Thursday, April 3, 2008

The Coffee Bean and HenriHenrietta

So, my friend Megan and I were on a reconnaissance mission back up to the luminous Plymouth Coffee Bean. We've been working on this story and wanted to get better perspective - and, at least, more photos. This is a place that, in passing conversation, I've labeled as either the "greatest" or "most magical" coffee shop on the planet, or substitute some other infatuated adjectives in there; (if that's not a good enough review--go there yourself and feel the love!) but anyhow..., we returned so Megan could take more photos of the Bean (thankfully so, because sometimes trusting my photography might be like giving a baby chimpanzee a gold rolex.)







The place is set into an old colonial house, utilizing the den, living room and family room as, respectively, a reading room, a performance space and a "green" room for said performers. There's a fireplace in the reading room and the performance space has bright blue walls with puffy nimbus clouds sprawled across the blue ceiling and a Shel Silverstein poem running across the crown molding.

So we wander in on a sunny, slightly chilled afternoon, have some coffee and start meandering through; with Megan actually working, finding shots, framing them, documenting - and me, bustling around and greeting all the gathered caffeine injectors. This isn't like the Starbucks you go to in metro Detroit where you have 14 people sitting at 14 different one-person tables, with 13 of them reading off of lab tops and the 14th vehemently texting on their phone, all in their own secluded world of cold technological lobotomies.

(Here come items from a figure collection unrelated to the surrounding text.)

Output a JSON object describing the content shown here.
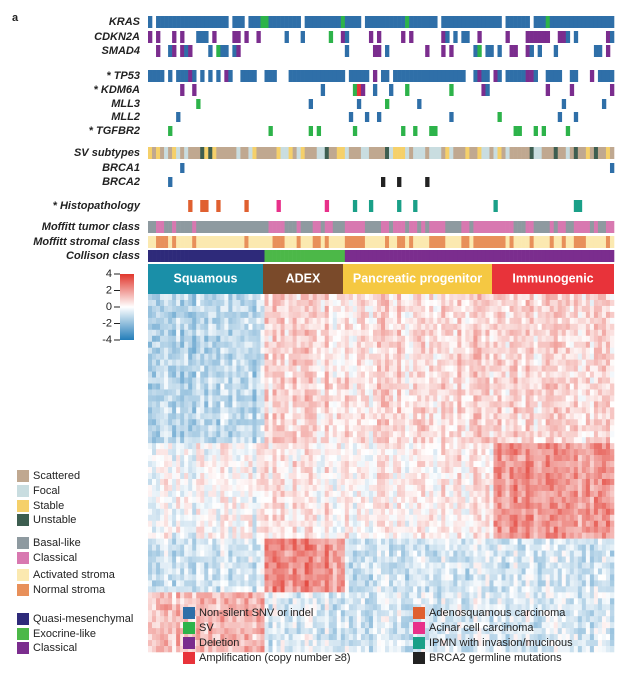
{
  "panel_label": "a",
  "rows": {
    "group1": [
      "KRAS",
      "CDKN2A",
      "SMAD4"
    ],
    "group2": [
      "* TP53",
      "* KDM6A",
      "MLL3",
      "MLL2",
      "* TGFBR2"
    ],
    "group3": [
      "SV subtypes",
      "BRCA1",
      "BRCA2"
    ],
    "group4": [
      "* Histopathology"
    ],
    "group5": [
      "Moffitt tumor class",
      "Moffitt stromal class",
      "Collison class"
    ]
  },
  "subtypes": [
    "Squamous",
    "ADEX",
    "Pancreatic progenitor",
    "Immunogenic"
  ],
  "colorbar": {
    "ticks": [
      4,
      2,
      0,
      -2,
      -4
    ]
  },
  "legend_sv": [
    "Scattered",
    "Focal",
    "Stable",
    "Unstable"
  ],
  "legend_moffitt": [
    "Basal-like",
    "Classical",
    "Activated stroma",
    "Normal stroma"
  ],
  "legend_collisson": [
    "Quasi-mesenchymal",
    "Exocrine-like",
    "Classical"
  ],
  "legend_mutation": [
    "Non-silent SNV or indel",
    "SV",
    "Deletion",
    "Amplification (copy number ≥8)"
  ],
  "legend_histology": [
    "Adenosquamous carcinoma",
    "Acinar cell carcinoma",
    "IPMN with invasion/mucinous",
    "BRCA2 germline mutations"
  ]
}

Here, people sprawl out on couches, they look you in the eye, they nod, they smile, they talk to you - believe it or not. It radiates with a neo-bohemian artist enclave vibe but simultaneously draws in the family crowds also - the doctors and lawyers, the church goers, the republicans, the democrats, the anarchists - we're all here, man, and we're all getting to know each other.










Anyway..., I mentioned a "green room" above, for all the performers who comes through the Bean, be they open mic night prose readers, touring poets and writers, or national bands. The "green room" itself is painted a blazing orange and is known, in fact, simply as "the orange room." When we walked in there we found a trio of musicians, two guys on the couch quietly playing acoustic guitars together in the slightly hushed college crowd study mood hanging over the place that day, and a girl with bright bleach blond hair sitting at her lab top with an accordion nearby. Somehow, (I'm still not sure how it happened,) they end up assembling for us together on the couch within minutes and serenading us (along with my new friend, Brian, who was working on Web sites at a near by table in the orange room) with some of their songs, interlacing bits of their story in between each exclusive performance.

This is HenriHenrietta, with Lauren (on vocals and accordion) coming from Indiana, joined by her cousin Owen Nicholas (guitar/vocals) who came up from Orlando with fellow singer/songwriter Sterling Shroeder and were also joined by singer/banjo-ist/guitarist Matt Plummer (who plays with Owen in The Priest & The Devil )

The sound is lush, harmonic folk, with staggering vocals, adroit acoustic auxillaries, heartrending vocals and poignant melodies. This touring band had traveled hundreds of miles on a shoestring budget, networking-as-they-go across the midwest, through bars and coffeeshops - and here they were playing their hearts out on a random lazy afternoon. It was staggering. Like staring in the face of pure passion; pure inspiration - here is a trio who knows exactly whey they're so far from home in a town they don't know in a magical coffee shop they've never been to - it is for the sake of music! For the love of music!

Check them out for yourselves (or wait..., because I'll be writing about them again soon...) And then move on to Owen's solo work, to the Priest & the Devil and to Sterling Shroeder's page as well.

And get out to the Coffee Bean when you can..., check out their myspace for upcoming shows: myspace.com/plymouthcoffeebean

(photos by Megan Lang^)

1 comment:

Unknown said...

Your writing style is refreshing. A breath of fresh air. Although I wonder... is the appreciation of someone's style simply a personal preference or in fact an indication of it's quality?